Achegas para uma festa de mais de quatro séculos.
O Padre Tiago jovem e dinâmico, que veio colaborar com o Cónego Armindo Garcia na Paróquia da Ericeira, mostrou vontade com a Comissão de Festas, recuperar ou modernizar com base no que acontecia e era já tradição das Festas mais antigas da Ericeira de Homenagem a S. Sebastião e S. Vicente.
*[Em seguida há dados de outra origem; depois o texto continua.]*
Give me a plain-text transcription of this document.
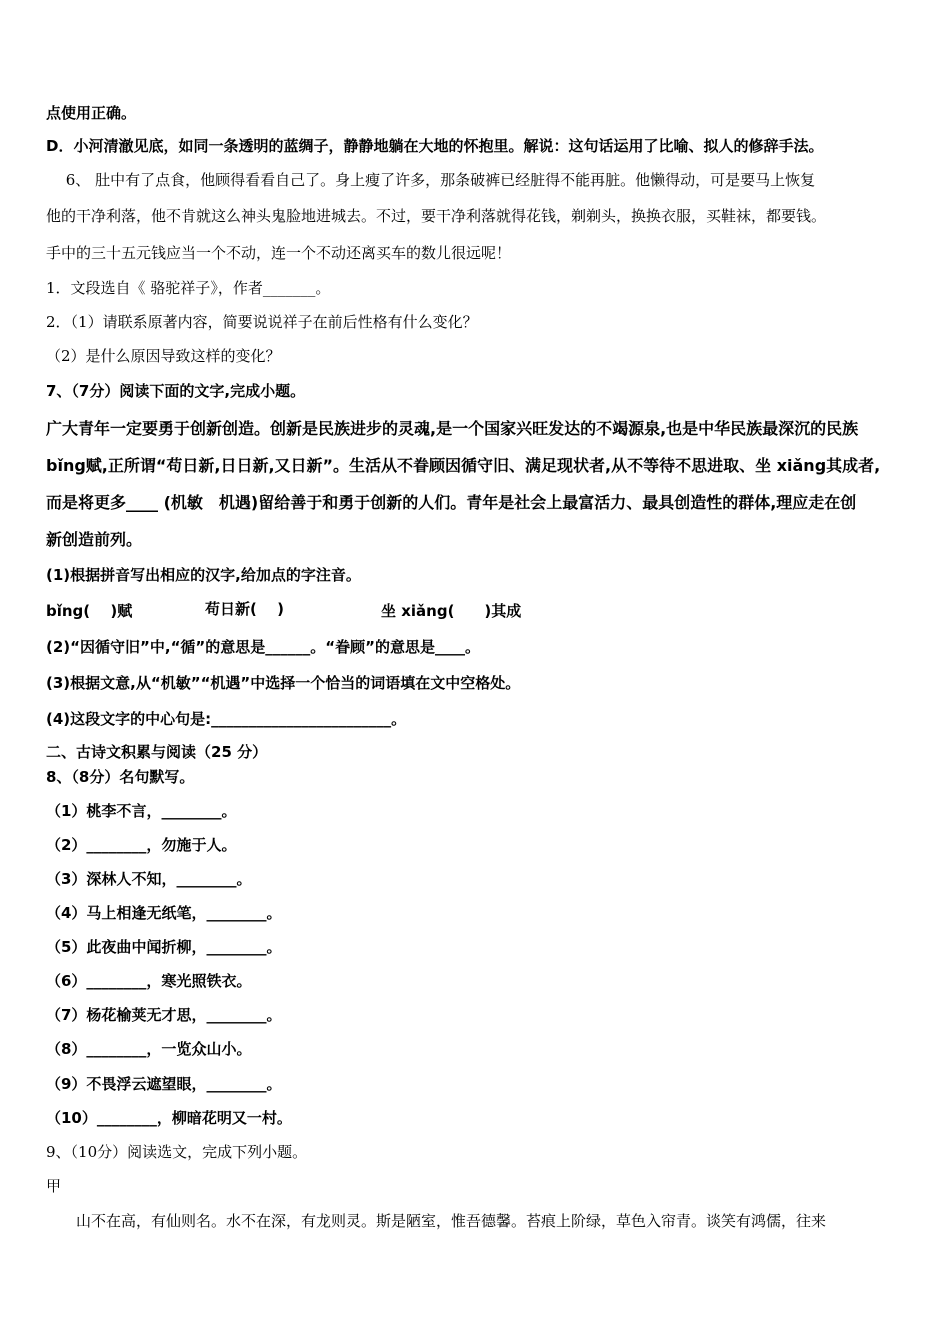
点使用正确。
D．小河清澈见底，如同一条透明的蓝绸子，静静地躺在大地的怀抱里。解说：这句话运用了比喻、拟人的修辞手法。
　 6、 肚中有了点食，他顾得看看自己了。身上瘦了许多，那条破裤已经脏得不能再脏。他懒得动，可是要马上恢复
他的干净利落，他不肯就这么神头鬼脸地进城去。不过，要干净利落就得花钱，剃剃头，换换衣服，买鞋袜，都要钱。
手中的三十五元钱应当一个不动，连一个不动还离买车的数儿很远呢！
1．文段选自《 骆驼祥子》，作者_______。
2．（1）请联系原著内容，简要说说祥子在前后性格有什么变化？
（2）是什么原因导致这样的变化？
7、（7分）阅读下面的文字,完成小题。
广大青年一定要勇于创新创造。创新是民族进步的灵魂,是一个国家兴旺发达的不竭源泉,也是中华民族最深沉的民族
bǐng赋,正所谓“苟日新,日日新,又日新”。生活从不眷顾因循守旧、满足现状者,从不等待不思进取、坐 xiǎng其成者,
而是将更多____ (机敏　机遇)留给善于和勇于创新的人们。青年是社会上最富活力、最具创造性的群体,理应走在创
新创造前列。
(1)根据拼音写出相应的汉字,给加点的字注音。
bǐng(　 )赋	苟日新(　 )	坐 xiǎng(　　)其成
(2)“因循守旧”中,“循”的意思是______。“眷顾”的意思是____。
(3)根据文意,从“机敏”“机遇”中选择一个恰当的词语填在文中空格处。
(4)这段文字的中心句是:________________________。
二、古诗文积累与阅读（25 分）
8、（8分）名句默写。
（1）桃李不言，________。
（2）________，勿施于人。
（3）深林人不知，________。
（4）马上相逢无纸笔，________。
（5）此夜曲中闻折柳，________。
（6）________，寒光照铁衣。
（7）杨花榆荚无才思，________。
（8）________，一览众山小。
（9）不畏浮云遮望眼，________。
（10）________，柳暗花明又一村。
9、（10分）阅读选文，完成下列小题。
甲
　　山不在高，有仙则名。水不在深，有龙则灵。斯是陋室，惟吾德馨。苔痕上阶绿，草色入帘青。谈笑有鸿儒，往来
Assim este ano a Festa foi contemplada com três dias em vez de um simples dia que aconteceu nos últimos anos.
Hoje foi dia de ouvir os mais antigos contarem do que se lembram destas festas, num almoço de feijoada para angariar valores para esta singular festa de inverno.
Antigamente (está escrito em documentação do Museu Archivo da Ericeira) “a pequena imagem de São Sebastião, um primor de escultura, era todos os anos conduzida em procissão para a Igreja Paroquial pela sua irmandade composta por rapazes solteiros, no dia 11 de Janeiro, fazendo-se ali a respectiva novena e festa solene com procissão no dia 20 do mesmo mês. A 22, dia de São Vicente, depois da Missa Conventual era a imagem reconduzida em procissão, com banda de música, para a sua ermida, junto à qual se realizavam os festejos”.
Teria a grande diferença, ou a peculiaridade de o passo da procissão, em honra dos santos militares, ser acelerado (passo de marcha) logo mais rápido e até para aquecer as almas, num dia de invernia e ainda mais , indo para norte descampado onde o vento por norma se afoita.
Esta festa teve sempre dádivas muito especiais. Uma família sempre e já há muitos anos por tradição oferece um barril de vinho. Já vem de pais para filhos.
A retribuição das dádivas é feita com bolachas, cálice de vinho abafadinho (Porto ou Ginginha) e uma pajela- santinho impresso em papel. Caso a esmola for de destaque é oferecido um foguete. Daí ouvirem-se o estalar dos foguetes quando há um aniversário ou o Benfica ganhe um jogo…são restos desta festa.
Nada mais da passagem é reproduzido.